Remember this?  Microsoft have removed Color Saturation for charts, and instead enabled the much more powerful conditional formatting (which has been possible for tables and matrices for some time).


Applying conditional formatting

To see how this works, suppose that you want to colour the bars of this simple chart according to how many goods were sold:

Colouring columns

The 2017 bar should be the most colourful!


You can access conditional formatting from the Data colors formatting tools category:

Data colors

Expand the Data colors category, then click on Advanced controls as shown.


You can then choose one of the 3 types of formatting which have been available for tables and matrices for a while now:

Colouring options

See below for an example of each of these options.


Experienced users of conditional formatting for tables and matrices can stop reading here, as Microsoft have cleverly made all types of visual follow the same rules.

Colour scales

The Color scale option allows you to set a minimum and maximum colour, and have Power BI colour chart bars, columns, slices or bubbles automatically:

Colour scales

Here our colours will go from light to dark brown.

Here's what this chart would show:

The chart for this example

As expected, the 2017 column is the darkest.


Colouring by rules

Instead of relying on Power BI to set colours, you can control the colour thresholds by creating rules:

Colour rules

The colours are applied in 3 bands: 0 to10000, 10000 to 15000, and 15000+.

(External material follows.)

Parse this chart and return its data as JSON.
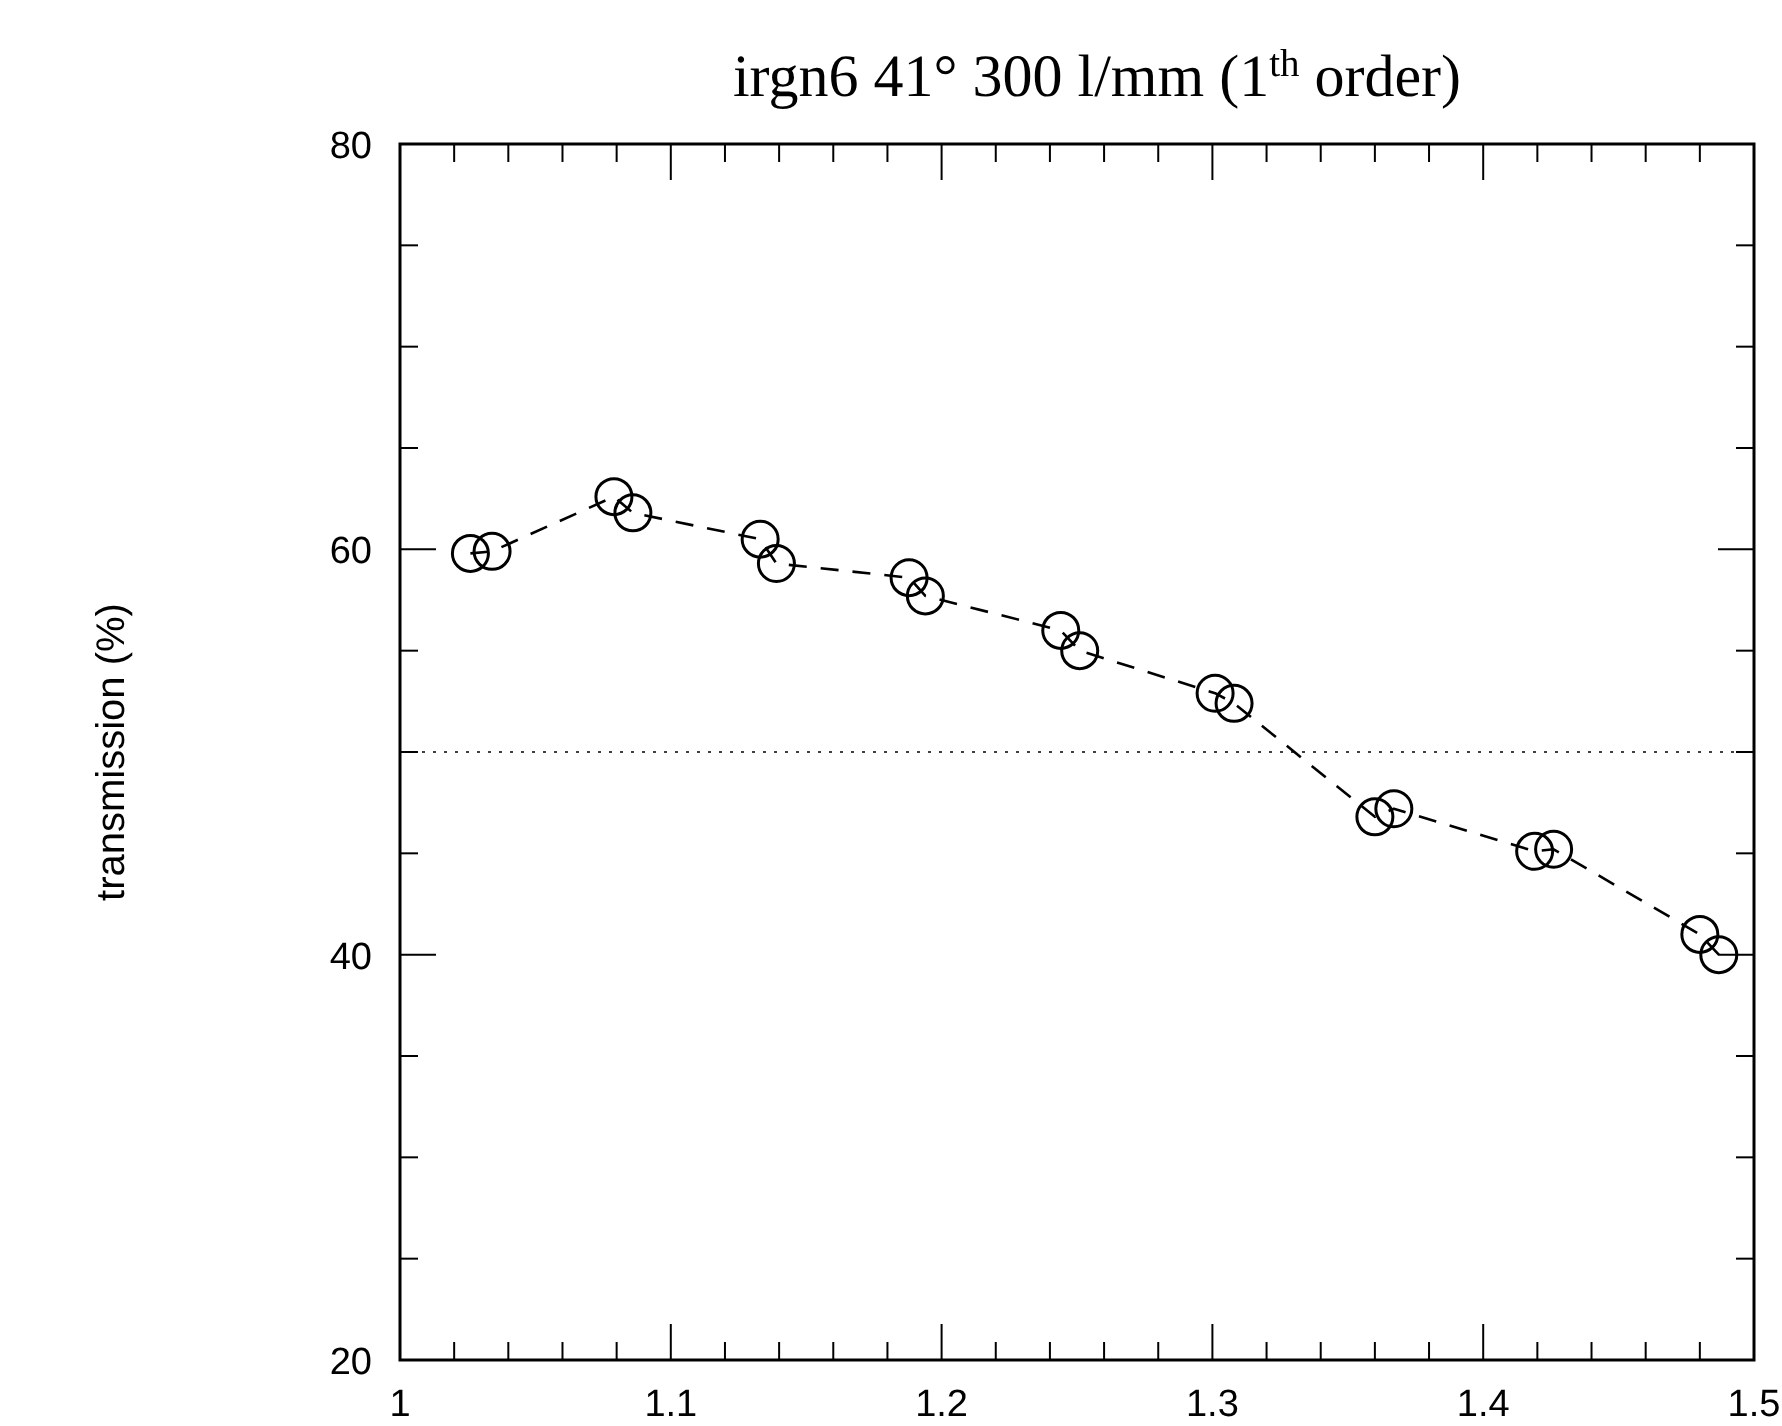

Here's what this would show for our example - eventually:

Colour by rules example

The 2017 column is again the darkest.


I say "eventually" because there is a bug with this feature which means it can initially colour the bars incorrectly.  I found if you changed the visual type, then changed it back again, then this corrected the problem.  There may well be better ways to do this, and I'm sure Microsoft will sort the problem out soon.

Using field values for colours

This method of colouring works when you have a column specifying how any data should be coloured:

Colour column

Here we'll colour centre types using what i like to call the Teletubbie palette.


Initially let's suppose we have a tree map showing average price by centre type:

Tree map example

Initially Power BI uses default colours .


Suppose we now apply this colour formatting:

Colouring by field

We'll colour each part of the chart using the value of the Colour column.

Here are the regrettable consequences:

Teletubbie colours

The map parts are coloured as requested!


This is a good approach.  If you always want your South region to be pink, for example, just add a colour column to your table of regions and set its value to Pink for the South region.